In displaying muscular nationalism, the government cancelled two meetings with Pakistan – Foreign Secretary Sujata Singh in August 2014 and Foreign Minister Sushma Swaraj in August 2015 – over its meeting the Hurriyat. Quietly during the last session of Parliament, Minister of State Gen V. K Singh in a written reply removed the embargo on Hurriyat saying they were Indian citizens and could meet persons from any country. Modi wasted two years and then inevitably Pathankot happened.

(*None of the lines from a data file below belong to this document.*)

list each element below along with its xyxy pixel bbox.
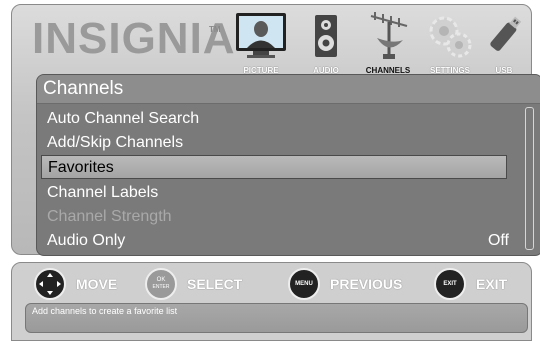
ok-enter-icon: OK ENTER — [145, 268, 177, 300]
channels-menu-panel: Channels Auto Channel Search Add/Skip Ch… — [36, 74, 540, 256]
menu-scrollbar[interactable] — [525, 107, 534, 250]
menu-item-label: Audio Only — [47, 232, 126, 249]
menu-item-label: Add/Skip Channels — [47, 134, 184, 151]
speaker-icon — [301, 9, 351, 63]
menu-item-channel-labels[interactable]: Channel Labels — [41, 181, 507, 205]
legend-exit: EXIT EXIT — [434, 268, 508, 300]
menu-item-label: Favorites — [48, 159, 114, 176]
menu-item-add-skip-channels[interactable]: Add/Skip Channels — [41, 131, 507, 155]
menu-item-label: Channel Labels — [47, 184, 159, 201]
legend-previous: MENU PREVIOUS — [288, 268, 403, 300]
menu-item-channel-strength: Channel Strength — [41, 205, 507, 229]
legend-label: SELECT — [187, 276, 243, 292]
legend-select: OK ENTER SELECT — [145, 268, 243, 300]
usb-drive-icon — [482, 9, 526, 63]
brand-logo: INSIGNIA — [32, 14, 236, 63]
picture-icon — [231, 9, 291, 63]
tab-channels[interactable]: CHANNELS — [357, 9, 419, 77]
menu-item-favorites[interactable]: Favorites — [41, 155, 507, 179]
tab-audio[interactable]: AUDIO — [301, 9, 351, 77]
legend-move: MOVE — [34, 268, 118, 300]
dpad-icon — [34, 268, 66, 300]
exit-icon: EXIT — [434, 268, 466, 300]
trademark-mark: TM — [209, 25, 221, 34]
tab-picture[interactable]: PICTURE — [231, 9, 291, 77]
audio-only-value: Off — [487, 232, 509, 249]
antenna-icon — [357, 9, 419, 63]
menu-item-audio-only[interactable]: Audio Only Off — [41, 229, 509, 253]
menu-item-label: Auto Channel Search — [47, 110, 200, 127]
menu-icon: MENU — [288, 268, 320, 300]
help-message: Add channels to create a favorite list — [25, 303, 528, 333]
legend-label: EXIT — [476, 276, 508, 292]
tab-usb[interactable]: USB — [482, 9, 526, 77]
legend-label: PREVIOUS — [330, 276, 403, 292]
tab-settings[interactable]: SETTINGS — [422, 9, 478, 77]
gears-icon — [422, 9, 478, 63]
menu-item-auto-channel-search[interactable]: Auto Channel Search — [41, 107, 507, 131]
osd-top-frame: INSIGNIA TM PICTURE AUDIO CHANNELS SETTI… — [11, 4, 540, 256]
legend-label: MOVE — [76, 276, 118, 292]
help-bar: MOVE OK ENTER SELECT MENU PREVIOUS EXIT … — [11, 262, 532, 341]
menu-title: Channels — [37, 75, 540, 104]
menu-item-label: Channel Strength — [47, 208, 172, 225]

Coinciding with the elimination of Wani, the Supreme Court gave a masterly strategic judgement on the indefinite deployment of the Armed Forces in Manipur. It could apply equally to other areas of internal conflict. Rejecting the government’s plea that a war-like situation existed in Manipur their Lordships ruled: “This would reflect poorly on our Armed Forces that they were unable to effectively tackle a war-like situation for almost six decades. It would also reflect poorly on the Government of India that it was unable to resort to constitutional provisions to bring a war-like situation under control for six decades.” In Jammu & Kashmir, it is seven decades.
The Courts are questioning the absence of the democratic process in open-ended deployment of security forces in a disturbed area. The military has achieved the optimum – keeping Kashmir as an integral part of India through war and war-like situations. But military deployment in Kashmir’s political vacuum will invite the law of diminishing returns.